Tanto Belascoarán como Heredia comparten las
características
de lo que Ed Christian llama el detective postcolonial:
post-colonial detectives
are
always indigenous to or settlers in the countries where they work; they
are
usually marginalized in some way, which affects their ability to work
at their
full potential; they are always central and sympathetic characters; and
their
creators’ interest usually lies in an exploration of how these
detectives’ approaches to criminal investigation are influenced by
their
cultural attitudes. (2)
Ambos son de las ciudades en donde viven y por donde
deambulan como
buenos flâneurs, México D.F. y Santiago; se mueven por
elección propia en ámbitos marginados; son personajes
atractivos
por su ingenio, honestidad y búsqueda de la justicia; y
comparten una
actitud cultural que se puede llamar desencanto.
El neopoliciaco se caracteriza por ser un género
urbano por
excelencia. Tanto Belascoarán como Heredia son habitantes de
grandes
ciudades latinoamericanas, las cuales no tienen secretos para ellos. La
relación entre Belascoarán y el D.F. es una de amor-odio:
“[el D.F.] es ese puercoespín lleno de púas y suaves
pliegues. Carajo, estaba enamorado del DF. Otro amor imposible a la
lista. Una
ciudad para querer, para querer locamente. En arrebatos” (142). Es una
ciudad dominada por el caos que conoce al dedillo, por la que se mueve
sin titubeos.
Su entusiasmo nunca decae; al contrario, cada salida del detective
“callejero,” como lo llama su vecino el Gallo, es descrita con una
mirada llena de pasión y jovialidad:
la violencia del metro acabó por despejar la
borrachera del
detective y transformarla en un sordo dolor de cabeza. [...].
Héctor
quedó con los pies en el aire, prensado entre dos oficinistas y
un
jugador de fútbol americano que perdió su casco y su
bolsa en el
caos. (161)
El narrador termina el episodio de desorden urbano
remarcando,
“otra vez el encanto de la ciudad lo perseguía en medio del
dolor
de cabeza y el mal sabor de boca” (161).
Esta violencia y exceso caótico hacen que el D.F. se
carnavalice
en más de una descripción donde el vernáculo soez
y
chilango se convierte en el lenguaje apropiado para comunicar la
experiencia:
“como en la ciudad de México todo espectáculo gratuito
adquiere instantáneamente espectadores, no bien hubo trepado la
rama
totalmente, cuando dos estudiantes de secundaria [...], se colocaron
bajo el
detective” para apostar “a que se parte la madre” (218).
Héctor “escupió hacia el siniestro pronosticador” que
respondió: “Orale güey, era broma” (218).
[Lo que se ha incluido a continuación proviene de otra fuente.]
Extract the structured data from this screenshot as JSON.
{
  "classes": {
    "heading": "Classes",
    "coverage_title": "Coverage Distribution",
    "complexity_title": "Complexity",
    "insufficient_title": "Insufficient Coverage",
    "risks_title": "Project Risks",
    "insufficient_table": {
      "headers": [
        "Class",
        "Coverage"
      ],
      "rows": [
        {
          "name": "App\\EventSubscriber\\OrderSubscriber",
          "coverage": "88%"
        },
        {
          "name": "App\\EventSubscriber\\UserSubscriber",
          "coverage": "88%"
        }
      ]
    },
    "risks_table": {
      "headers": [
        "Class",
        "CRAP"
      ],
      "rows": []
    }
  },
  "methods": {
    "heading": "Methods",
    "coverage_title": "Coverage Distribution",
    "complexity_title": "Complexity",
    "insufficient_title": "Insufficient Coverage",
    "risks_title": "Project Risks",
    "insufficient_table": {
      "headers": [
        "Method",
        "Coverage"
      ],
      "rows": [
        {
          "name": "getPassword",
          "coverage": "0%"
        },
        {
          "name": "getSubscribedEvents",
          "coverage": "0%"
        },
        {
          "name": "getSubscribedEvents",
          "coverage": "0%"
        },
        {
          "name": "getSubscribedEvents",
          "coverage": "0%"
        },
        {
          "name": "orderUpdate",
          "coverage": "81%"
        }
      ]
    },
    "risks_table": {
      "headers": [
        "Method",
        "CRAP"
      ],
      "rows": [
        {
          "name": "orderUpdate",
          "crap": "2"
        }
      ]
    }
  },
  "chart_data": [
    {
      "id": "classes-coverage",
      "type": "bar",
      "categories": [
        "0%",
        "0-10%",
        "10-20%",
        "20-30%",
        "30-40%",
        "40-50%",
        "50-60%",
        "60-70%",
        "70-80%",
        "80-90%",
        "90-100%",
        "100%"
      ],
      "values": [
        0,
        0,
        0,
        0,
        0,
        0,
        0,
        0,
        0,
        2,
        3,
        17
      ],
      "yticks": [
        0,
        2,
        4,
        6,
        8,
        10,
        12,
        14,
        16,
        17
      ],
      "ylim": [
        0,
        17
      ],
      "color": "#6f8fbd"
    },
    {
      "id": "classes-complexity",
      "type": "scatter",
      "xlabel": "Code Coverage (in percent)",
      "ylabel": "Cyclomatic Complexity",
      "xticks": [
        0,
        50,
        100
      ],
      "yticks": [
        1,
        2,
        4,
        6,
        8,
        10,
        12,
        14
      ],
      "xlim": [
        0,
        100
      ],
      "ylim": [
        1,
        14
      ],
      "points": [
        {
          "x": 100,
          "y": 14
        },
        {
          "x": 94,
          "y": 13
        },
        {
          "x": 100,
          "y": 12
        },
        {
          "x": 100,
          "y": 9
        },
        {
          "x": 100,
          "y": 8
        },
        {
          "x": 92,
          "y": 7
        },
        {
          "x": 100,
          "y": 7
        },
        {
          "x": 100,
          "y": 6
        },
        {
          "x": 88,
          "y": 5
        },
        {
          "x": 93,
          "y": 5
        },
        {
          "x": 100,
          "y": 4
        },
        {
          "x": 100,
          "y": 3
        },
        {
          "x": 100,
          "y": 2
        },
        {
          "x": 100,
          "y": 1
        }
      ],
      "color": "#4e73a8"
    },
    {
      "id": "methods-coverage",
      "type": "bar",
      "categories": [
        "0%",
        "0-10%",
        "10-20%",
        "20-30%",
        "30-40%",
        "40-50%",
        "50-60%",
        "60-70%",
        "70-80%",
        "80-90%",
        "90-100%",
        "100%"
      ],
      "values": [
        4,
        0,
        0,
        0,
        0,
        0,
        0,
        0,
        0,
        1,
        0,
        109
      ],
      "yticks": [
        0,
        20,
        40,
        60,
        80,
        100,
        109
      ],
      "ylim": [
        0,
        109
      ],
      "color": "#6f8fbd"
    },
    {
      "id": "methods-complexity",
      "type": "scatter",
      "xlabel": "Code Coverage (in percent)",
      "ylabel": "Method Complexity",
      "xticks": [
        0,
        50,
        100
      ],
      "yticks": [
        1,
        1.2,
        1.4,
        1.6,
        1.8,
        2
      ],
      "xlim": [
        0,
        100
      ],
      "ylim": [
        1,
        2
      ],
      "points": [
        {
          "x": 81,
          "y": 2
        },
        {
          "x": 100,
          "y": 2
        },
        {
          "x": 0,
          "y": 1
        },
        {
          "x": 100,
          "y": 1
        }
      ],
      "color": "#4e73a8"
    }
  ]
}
El caos que
genera lo grotesco es el estado normal de la gran ciudad y
Belascoarán
Shayne—haciendo eco de una postura bakhtiniana--lo asume como la
única manera popular contestataria que le queda al pueblo de
defenderse
y cuestionar el poder: “[the grotesque] discloses the potentiality of
an
entirely different world, of another order, another way of life. It
leads man out of the confines of the apparent (false) unity, of the
indisputable and stable” (Bakhtin 48). Esta
respuesta tiene una función apelativa que resulta en el
humor y la solidaridad del lector, quien inevitablemente se identifica
con la
lucha popular y la de Belascoarán que son una, pues como asevera
el
detective: “en tres años no había perdido el sentido del
humor, la actitud burlona ante sí mismo. Había aceptado
que lo
honesto era el caos, el desconcierto, el miedo, la sorpresa” (189).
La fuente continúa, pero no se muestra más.